Dalam kutipan akta kelahiran yang diperoleh dari keluarga korban, korban tercatat lahir di Sedanau pada 4 Desember 2007.
Dokumen tersebut diterbitkan oleh Dinas Kependudukan dan Pencatatan Sipil Kabupaten Natuna pada 3 Januari 2008, dan ditandatangani pejabat Dukcapil saat itu, Jufri Gafar.
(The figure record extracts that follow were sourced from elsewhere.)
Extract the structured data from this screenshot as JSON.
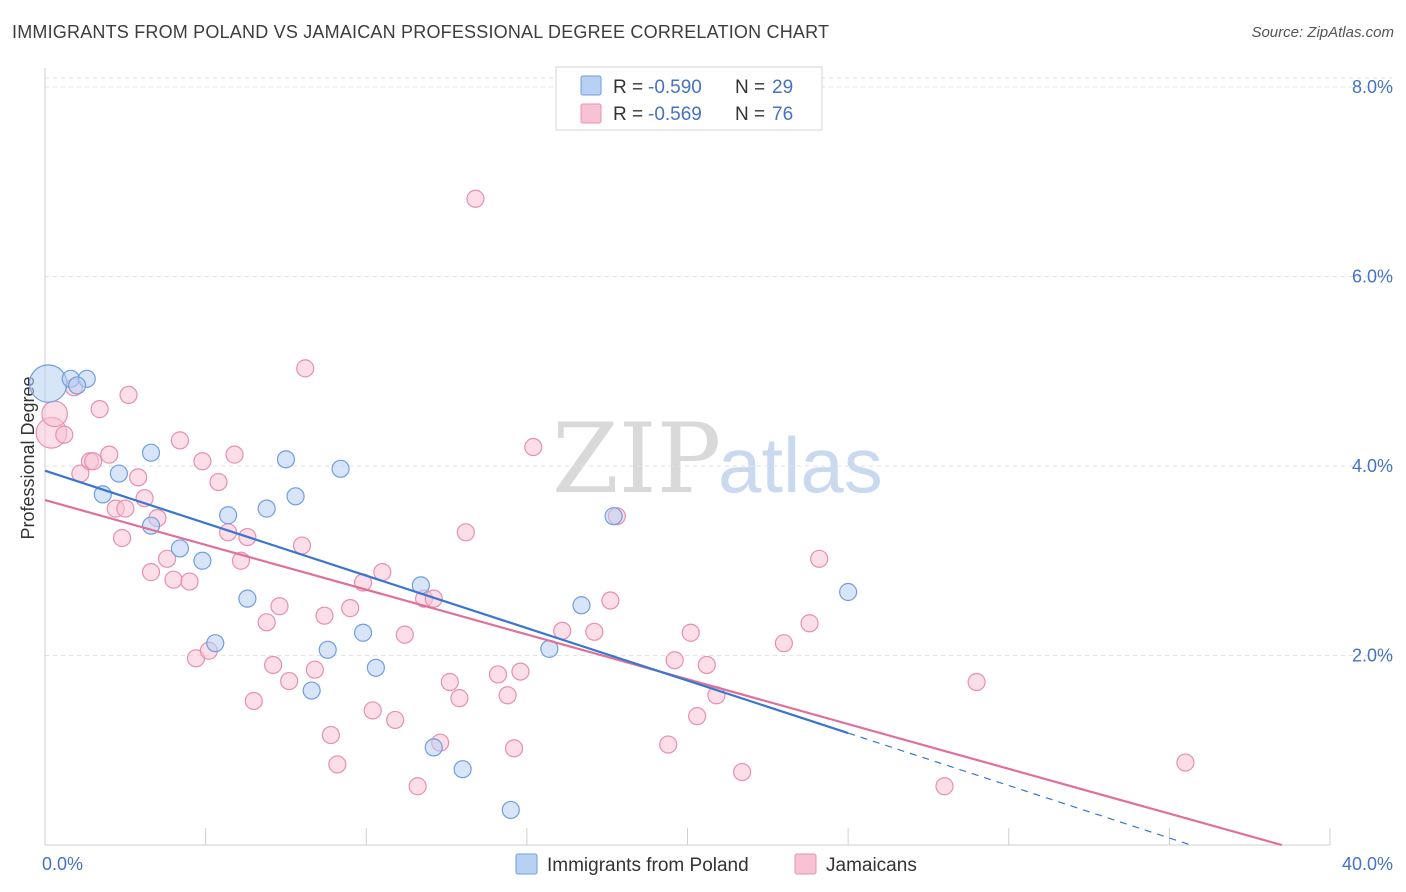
{
  "header": {
    "title": "IMMIGRANTS FROM POLAND VS JAMAICAN PROFESSIONAL DEGREE CORRELATION CHART",
    "source": "Source: ZipAtlas.com"
  },
  "watermark": {
    "zip": "ZIP",
    "atlas": "atlas"
  },
  "legend_top": {
    "rows": [
      {
        "r_label": "R = ",
        "r_value": "-0.590",
        "n_label": "N = ",
        "n_value": "29"
      },
      {
        "r_label": "R = ",
        "r_value": "-0.569",
        "n_label": "N = ",
        "n_value": "76"
      }
    ]
  },
  "legend_bottom": {
    "items": [
      {
        "label": "Immigrants from Poland"
      },
      {
        "label": "Jamaicans"
      }
    ]
  },
  "colors": {
    "poland_fill": "#b8d0f2",
    "poland_stroke": "#6f9ee0",
    "poland_line": "#3a76d0",
    "jamaica_fill": "#f7c3d4",
    "jamaica_stroke": "#e88fb0",
    "jamaica_line": "#e0709a",
    "tick_label": "#4472c4"
  },
  "chart_data": {
    "type": "scatter",
    "ylabel": "Professional Degree",
    "x_tick_labels": [
      "0.0%",
      "40.0%"
    ],
    "y_tick_labels": [
      "2.0%",
      "4.0%",
      "6.0%",
      "8.0%"
    ],
    "y_ticks": [
      2,
      4,
      6,
      8
    ],
    "xlim": [
      0,
      40
    ],
    "ylim": [
      0,
      8.2
    ],
    "grid": true,
    "legend_placement": "top-center",
    "series": [
      {
        "name": "Immigrants from Poland",
        "r": -0.59,
        "n": 29,
        "trend": {
          "x0": 0,
          "y0": 3.95,
          "x1": 40,
          "y1": -0.48,
          "solid_until_x": 25
        },
        "points": [
          [
            0.1,
            4.87,
            2.2
          ],
          [
            0.8,
            4.92,
            1
          ],
          [
            1.3,
            4.92,
            1
          ],
          [
            2.3,
            3.92,
            1
          ],
          [
            1.8,
            3.7,
            1
          ],
          [
            3.3,
            3.37,
            1
          ],
          [
            3.3,
            4.14,
            1
          ],
          [
            4.2,
            3.13,
            1
          ],
          [
            4.9,
            3.0,
            1
          ],
          [
            5.3,
            2.13,
            1
          ],
          [
            5.7,
            3.48,
            1
          ],
          [
            6.3,
            2.6,
            1
          ],
          [
            6.9,
            3.55,
            1
          ],
          [
            7.5,
            4.07,
            1
          ],
          [
            7.8,
            3.68,
            1
          ],
          [
            8.3,
            1.63,
            1
          ],
          [
            8.8,
            2.06,
            1
          ],
          [
            9.2,
            3.97,
            1
          ],
          [
            9.9,
            2.24,
            1
          ],
          [
            10.3,
            1.87,
            1
          ],
          [
            11.7,
            2.74,
            1
          ],
          [
            12.1,
            1.03,
            1
          ],
          [
            13.0,
            0.8,
            1
          ],
          [
            14.5,
            0.37,
            1
          ],
          [
            15.7,
            2.07,
            1
          ],
          [
            16.7,
            2.53,
            1
          ],
          [
            17.7,
            3.47,
            1
          ],
          [
            25.0,
            2.67,
            1
          ],
          [
            1.0,
            4.85,
            1
          ]
        ]
      },
      {
        "name": "Jamaicans",
        "r": -0.569,
        "n": 76,
        "trend": {
          "x0": 0,
          "y0": 3.64,
          "x1": 38.5,
          "y1": 0.0,
          "solid_until_x": 38.5
        },
        "points": [
          [
            0.2,
            4.35,
            1.8
          ],
          [
            0.3,
            4.55,
            1.5
          ],
          [
            0.6,
            4.33,
            1
          ],
          [
            0.9,
            4.83,
            1
          ],
          [
            1.1,
            3.92,
            1
          ],
          [
            1.4,
            4.05,
            1
          ],
          [
            1.5,
            4.05,
            1
          ],
          [
            1.7,
            4.6,
            1
          ],
          [
            2.0,
            4.12,
            1
          ],
          [
            2.2,
            3.55,
            1
          ],
          [
            2.4,
            3.24,
            1
          ],
          [
            2.6,
            4.75,
            1
          ],
          [
            2.9,
            3.88,
            1
          ],
          [
            3.1,
            3.66,
            1
          ],
          [
            3.3,
            2.88,
            1
          ],
          [
            3.5,
            3.45,
            1
          ],
          [
            3.8,
            3.02,
            1
          ],
          [
            4.0,
            2.8,
            1
          ],
          [
            4.2,
            4.27,
            1
          ],
          [
            4.5,
            2.78,
            1
          ],
          [
            4.7,
            1.97,
            1
          ],
          [
            4.9,
            4.05,
            1
          ],
          [
            5.1,
            2.05,
            1
          ],
          [
            5.4,
            3.83,
            1
          ],
          [
            5.7,
            3.3,
            1
          ],
          [
            5.9,
            4.12,
            1
          ],
          [
            6.1,
            3.0,
            1
          ],
          [
            6.3,
            3.25,
            1
          ],
          [
            6.5,
            1.52,
            1
          ],
          [
            6.9,
            2.35,
            1
          ],
          [
            7.1,
            1.9,
            1
          ],
          [
            7.3,
            2.52,
            1
          ],
          [
            7.6,
            1.73,
            1
          ],
          [
            8.0,
            3.16,
            1
          ],
          [
            8.1,
            5.03,
            1
          ],
          [
            8.4,
            1.85,
            1
          ],
          [
            8.7,
            2.42,
            1
          ],
          [
            8.9,
            1.16,
            1
          ],
          [
            9.1,
            0.85,
            1
          ],
          [
            9.5,
            2.5,
            1
          ],
          [
            9.9,
            2.77,
            1
          ],
          [
            10.2,
            1.42,
            1
          ],
          [
            10.5,
            2.88,
            1
          ],
          [
            10.9,
            1.32,
            1
          ],
          [
            11.2,
            2.22,
            1
          ],
          [
            11.6,
            0.62,
            1
          ],
          [
            11.8,
            2.6,
            1
          ],
          [
            12.1,
            2.6,
            1
          ],
          [
            12.3,
            1.08,
            1
          ],
          [
            12.6,
            1.72,
            1
          ],
          [
            12.9,
            1.55,
            1
          ],
          [
            13.1,
            3.3,
            1
          ],
          [
            13.4,
            6.82,
            1
          ],
          [
            14.1,
            1.8,
            1
          ],
          [
            14.4,
            1.58,
            1
          ],
          [
            14.6,
            1.02,
            1
          ],
          [
            14.8,
            1.83,
            1
          ],
          [
            15.2,
            4.2,
            1
          ],
          [
            16.1,
            2.26,
            1
          ],
          [
            17.1,
            2.25,
            1
          ],
          [
            17.6,
            2.58,
            1
          ],
          [
            17.8,
            3.47,
            1
          ],
          [
            19.4,
            1.06,
            1
          ],
          [
            19.6,
            1.95,
            1
          ],
          [
            20.1,
            2.24,
            1
          ],
          [
            20.3,
            1.36,
            1
          ],
          [
            20.6,
            1.9,
            1
          ],
          [
            20.9,
            1.58,
            1
          ],
          [
            21.7,
            0.77,
            1
          ],
          [
            23.0,
            2.13,
            1
          ],
          [
            23.8,
            2.34,
            1
          ],
          [
            24.1,
            3.02,
            1
          ],
          [
            28.0,
            0.62,
            1
          ],
          [
            29.0,
            1.72,
            1
          ],
          [
            35.5,
            0.87,
            1
          ],
          [
            2.5,
            3.55,
            1
          ]
        ]
      }
    ]
  }
}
Merujuk kepada dokumen itu, usia korban baru genap 18 tahun pada 4 Desember 2025.
Artinya, ketika dugaan peristiwa asusila berlangsung sejak Oktober 2025, korban masih berusia 17 tahun dan secara hukum tergolong anak. Kasus ini dilaporkan secara resmi ke Polres Natuna oleh pihak keluarga korban dan kini ditangani oleh Satuan Reserse Kriminal (Satreskrim).
JD diduga melakukan perbuatan asusila itu kepada korban yang bekerja sebagai pembantu rumah tangga (PRT) di rumahnya.
Dalam surat LP Nomor: LP/B/45/XII/2025/SPKT/POLRES NATUNA/POLDA KEPULAUAN RIAU tanggal 26 Desember 2025 pukul 22.45 WIB, paman korban Satar (44) melaporkan dugaan tindak pidana persetubuhan anak di bawah umur terkait UU Nomor 35 Tahun 2014 tentang Perubahan UU Nomor 23 Tahun 2002 tentang Perlindungan Anak sebagaimana dimaksud dalam Pasal 81.